Please find the necessary files in this github folder:

Thanks.

The ReaxFF calculations in these folders must be ok because they use atom style charge, so there cannot be any bond topology data that would cause problems or require additional settings to negate them.

However, you said you used atom style full and I don’t see anything like that here.
Also, you said that you had had errors and made other modifications. So I would need to see the real files for your runs including the data files.

The “OPLS-AA” calculations are either not really using OPLS-AA or are incorrect because they are missing the partial charges, since they use atom style molecular but should be using full. OPLS-AA has an increment system which must be used to compute the partial charges on hydrogen and carbon and other atoms. See for an example with a few simple molecules here: Homepage of Axel Kohlmeyer - Tutorial - Part 2
However, since those calculations are only used to prepare the system, they may still be acceptable, since the production was done with ReaxFF and if there was sufficient equilibration time the ReaxFF run may have corrected for geometry errors.

Good to know that the original calculations are correct.

The only changes I made were that I changed the atom style while in OPLS to full and commented out the special bonds command. And I switched from charge to full atom style when I was using ReaxFF forcefield. I found that only on doing so, the codes would run without any error. Please find my modified versions of the same files along with data files in this folder:

https://drive.google.com/drive/folders/1-E0_P84sODFb-RB3UVHTigPNhh82lihn?usp=sharing

The sequence is densification → polymerization → transition to reaxff → equilibration in reaxff.

During polymerization stage, monomers were bonded together using fix bond/create command. This command was used to form bonds between two dummy ‘reactive’ atoms at the two ends of the monomer. (atom types 6 & 7) Has it been done correctly?
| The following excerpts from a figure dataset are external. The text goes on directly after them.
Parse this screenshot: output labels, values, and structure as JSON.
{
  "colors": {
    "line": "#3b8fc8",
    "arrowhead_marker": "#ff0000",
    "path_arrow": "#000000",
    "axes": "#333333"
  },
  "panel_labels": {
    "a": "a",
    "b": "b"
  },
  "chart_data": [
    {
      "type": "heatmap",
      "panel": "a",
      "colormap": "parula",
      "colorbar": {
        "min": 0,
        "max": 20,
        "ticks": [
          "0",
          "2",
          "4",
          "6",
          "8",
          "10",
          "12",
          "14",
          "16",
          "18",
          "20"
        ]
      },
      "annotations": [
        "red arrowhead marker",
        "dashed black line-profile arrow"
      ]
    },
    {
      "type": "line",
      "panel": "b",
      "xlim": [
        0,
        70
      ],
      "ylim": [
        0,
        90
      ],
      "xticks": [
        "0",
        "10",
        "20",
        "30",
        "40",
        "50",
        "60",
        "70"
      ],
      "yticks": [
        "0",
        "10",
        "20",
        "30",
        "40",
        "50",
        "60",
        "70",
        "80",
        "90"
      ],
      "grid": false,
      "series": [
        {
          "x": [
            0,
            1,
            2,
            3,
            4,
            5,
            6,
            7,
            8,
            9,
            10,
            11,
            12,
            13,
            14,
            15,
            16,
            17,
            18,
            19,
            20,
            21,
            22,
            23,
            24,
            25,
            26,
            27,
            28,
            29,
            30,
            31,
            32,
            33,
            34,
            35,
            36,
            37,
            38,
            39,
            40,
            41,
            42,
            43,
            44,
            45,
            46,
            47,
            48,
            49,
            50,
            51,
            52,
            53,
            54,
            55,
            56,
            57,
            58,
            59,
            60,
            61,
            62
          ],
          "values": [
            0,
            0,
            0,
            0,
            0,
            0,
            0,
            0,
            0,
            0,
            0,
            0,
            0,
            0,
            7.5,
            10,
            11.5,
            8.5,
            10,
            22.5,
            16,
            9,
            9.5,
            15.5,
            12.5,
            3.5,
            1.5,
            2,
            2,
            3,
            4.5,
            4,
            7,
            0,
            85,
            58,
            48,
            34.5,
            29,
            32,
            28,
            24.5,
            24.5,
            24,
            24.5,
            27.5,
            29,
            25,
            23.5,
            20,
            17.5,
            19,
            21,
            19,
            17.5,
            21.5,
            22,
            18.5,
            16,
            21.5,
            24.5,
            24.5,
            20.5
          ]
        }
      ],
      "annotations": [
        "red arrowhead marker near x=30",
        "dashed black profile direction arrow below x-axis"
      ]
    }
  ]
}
From what I can see, in your simulations the OPLS-AA part has been done correctly in this case as far as the atom style and force field settings are concerned.

The conversion to ReaxFF and the ReaxFF setup also look correct. The choice of timestep is careful. The bond topology is removed as it should and despite the different atom style, the data file is correct and suitable and the included structure looks very reasonable on visualization.

However, there is one potential big problem here:

fix 3 all reax/c/species 100 100 10000 species.reaxc.PEEK_amorphous

This command will postpone all neighborlist updates so they will only be done every 10000 timesteps. That may be too infrequent, especially at high temperatures, and thus your force computations are missing significant contributions because atoms have moved around. You need to check your log files for “Dangerous builds”. If this is a significant number (> 10), then your simulations are not very good. Please see the “Warning” box on the page for the fix reaxff/species command — LAMMPS documentation (the name has changed for newer versions of LAMMPS, but the functionality is unchanged).

Yes I will be careful about the fix reax/c/species command and will also check for any dangerous builds. However, what do you think about the way it is behaving at high temperature? (contrary to chemistry of the polymer) That,

  1. The number of cluster goes down with progress of simulation. Moreover, the fractions are multiples of the monomer, signaling that inter-monomer linkage is the weakest link in the chain segment and not any bond within the monomer. This polymer follows the random chain scission mechanism where ketone, ether groups break first. (around 700K), but I didn’t find any evidence of that.

  2. At higher temperature, bond order is expected to reduce because of weakened bonds However, the bond order difference (values obtained from Reaxff file) when plotted came out to be a curve with random distribution of points:

Sorry, I have no comment on that. This is beyond anything that I have done research on and I don’t want to speculate. I can really only discuss “technical matters”.

Thank you for the help. Will come back here in case of questions.